A Ma Santé, de tels courriers sont légion. «Je me suis fait piquer par une tique lors d’un voyage en Afrique. Mon médecin généraliste s’est documenté pendant la consultation pour prescrire des analyses et établir l’ordonnance qu’il m’a tendue en prenant congé. Quand la caisse maladie m’a envoyé une facture de 224 fr. pour «traitement médical», j’ai demandé qu’on m’envoie le détail, comme j’en ai le droit (lire ci-après: «Illégal, le chèque en blanc»). J’ai été surpris de constater que mon médecin avait étudié mon dossier «en mon absence», alors que dans cette situation, ça n’avait pas de sens.»

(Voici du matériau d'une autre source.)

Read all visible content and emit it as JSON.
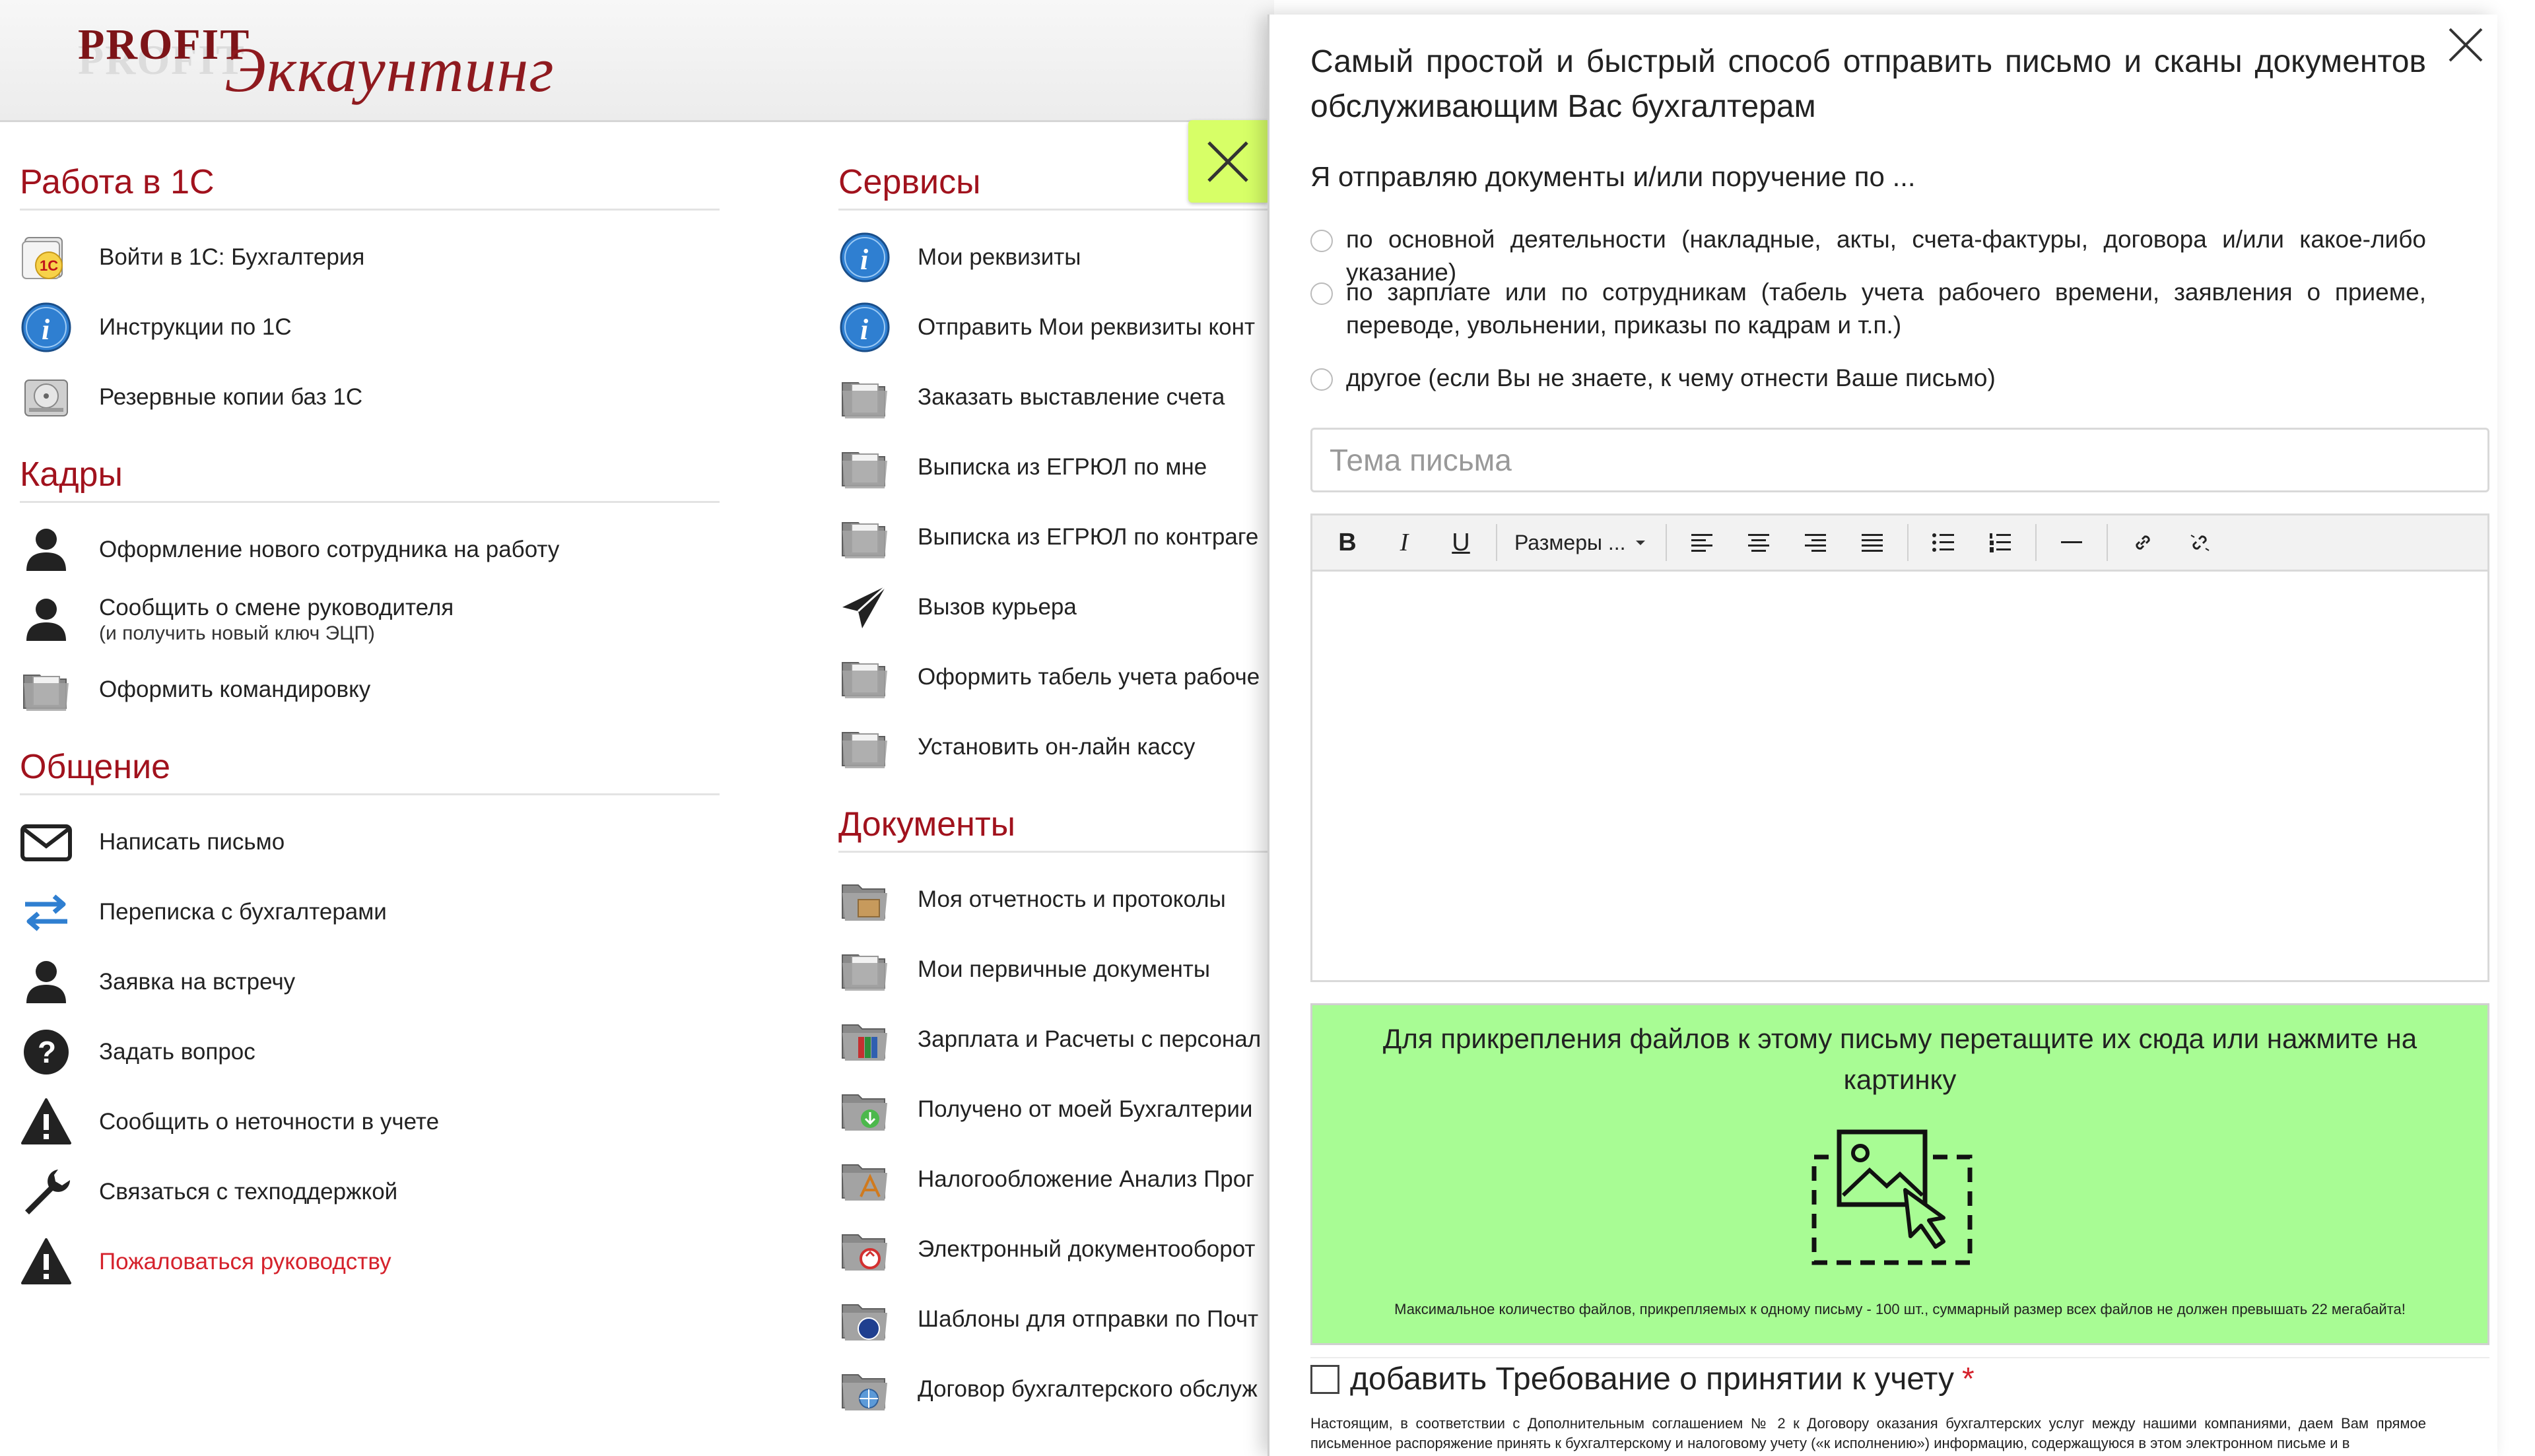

Si ces montants restent généralement modestes (moins de 20 fr. par tranche de 5 minutes), ils intriguent pourtant plus d’un patient. «Cette prestation apparaît effectivement sur un nombre croissant de factures médicales», confirme Simon Zurich, vice-président de la Fédération suisse des patients.
Un travail indispensable
A quoi correspond donc ce travail «en l’absence du patient»? Aux yeux des médecins, la réponse est évidente: il est indispensable de prendre quelques minutes avant de recevoir un malade pour prendre connaissance de sa situation. «Nous voyons des dizaines de personnes chaque jour. Certaines sont âgées, avec un parcours compliqué et de nombreux résultats d’examens, sans parler des radiographies, IRM et autres scanners», explique Jean Gabriel Jeannot, médecin généraliste et collaborateur de Ma Santé. «Les patients devraient plutôt se poser des questions en l’absence de cette prestation!» ironise-t-il.

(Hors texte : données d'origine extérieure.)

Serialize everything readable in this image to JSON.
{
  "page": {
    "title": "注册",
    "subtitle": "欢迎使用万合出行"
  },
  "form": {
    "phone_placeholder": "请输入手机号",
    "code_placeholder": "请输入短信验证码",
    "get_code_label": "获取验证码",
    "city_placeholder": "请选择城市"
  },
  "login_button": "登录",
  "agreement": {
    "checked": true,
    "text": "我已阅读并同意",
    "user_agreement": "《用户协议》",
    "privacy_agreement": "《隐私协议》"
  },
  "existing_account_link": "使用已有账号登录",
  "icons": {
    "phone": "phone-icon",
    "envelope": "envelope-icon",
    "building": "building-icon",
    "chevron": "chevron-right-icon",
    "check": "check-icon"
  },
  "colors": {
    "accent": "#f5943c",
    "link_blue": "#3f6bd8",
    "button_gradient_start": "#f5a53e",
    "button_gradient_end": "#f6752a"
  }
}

Brigitte Zirbs, vice-présidente de l’association Médecins de famille et de l’enfance Suisse (mfe) renchérit : «Pour le patient, ce n’est peut-être pas facile à comprendre au premier abord que je facture un travail effectif d’analyses de rapports, de résultats et de contacts avec les spécialistes, que j’effectue sans consultation directe avec lui, mais qui le concerne exclusivement. Mais je peux justifier chaque minute facturée.»
En clair, quand un malade appelle un généraliste pour demander une ordonnance, déterminer s’il est à risque face au Covid-19 ou prévoir un check-up, le praticien doit forcément se pencher sur ce cas précis. De même que quand il adresse un dossier à un collègue: les informations transmises doivent être utiles et pertinentes. «Sans ce travail d’analyse du dossier en amont, il existe un risque important de prescrire un médicament ou un dosage inadéquat, une prise de sang mal ciblée, voire inutile, ou d’envoyer des documents inappropriés», explique la généraliste.
Ce point de vue est également celui de Thomas Eggimann, secrétaire général de la société Gynécologie suisse SSGO. Pour lui, le décompte de sa consœur fribourgeoise est justifié: «Il est normal de consacrer jusqu’à cinq minutes à la préparation de la consultation. Il faut en revanche une bonne raison pour aller au-delà.»
Un malaise persistant
Ces explications ne dissipent pourtant pas un doute grandissant: le système Tarmed, introduit en 2004, est-il vraiment adapté à la réalité? Car bien que personne ne conteste la nécessité de se préparer, cette prestation ne peut pas être facturée en tant que telle. «D’après son interprétation médicale, la position tarifaire «Consultation de base» comprend également la lecture du dossier médical et les annotations par le médecin traitant immédiatement avant et après la consultation», rappelle Simon Zurich. Interpellée sur ce sujet, la FMH louvoie et le malaise est palpable. Seule affirmation claire: l’étude de résultats de laboratoire ou de clichés, ainsi que d’autres documents concernant le patient établis par des tiers, et non par le médecin de famille, peut être facturée en tant que telle.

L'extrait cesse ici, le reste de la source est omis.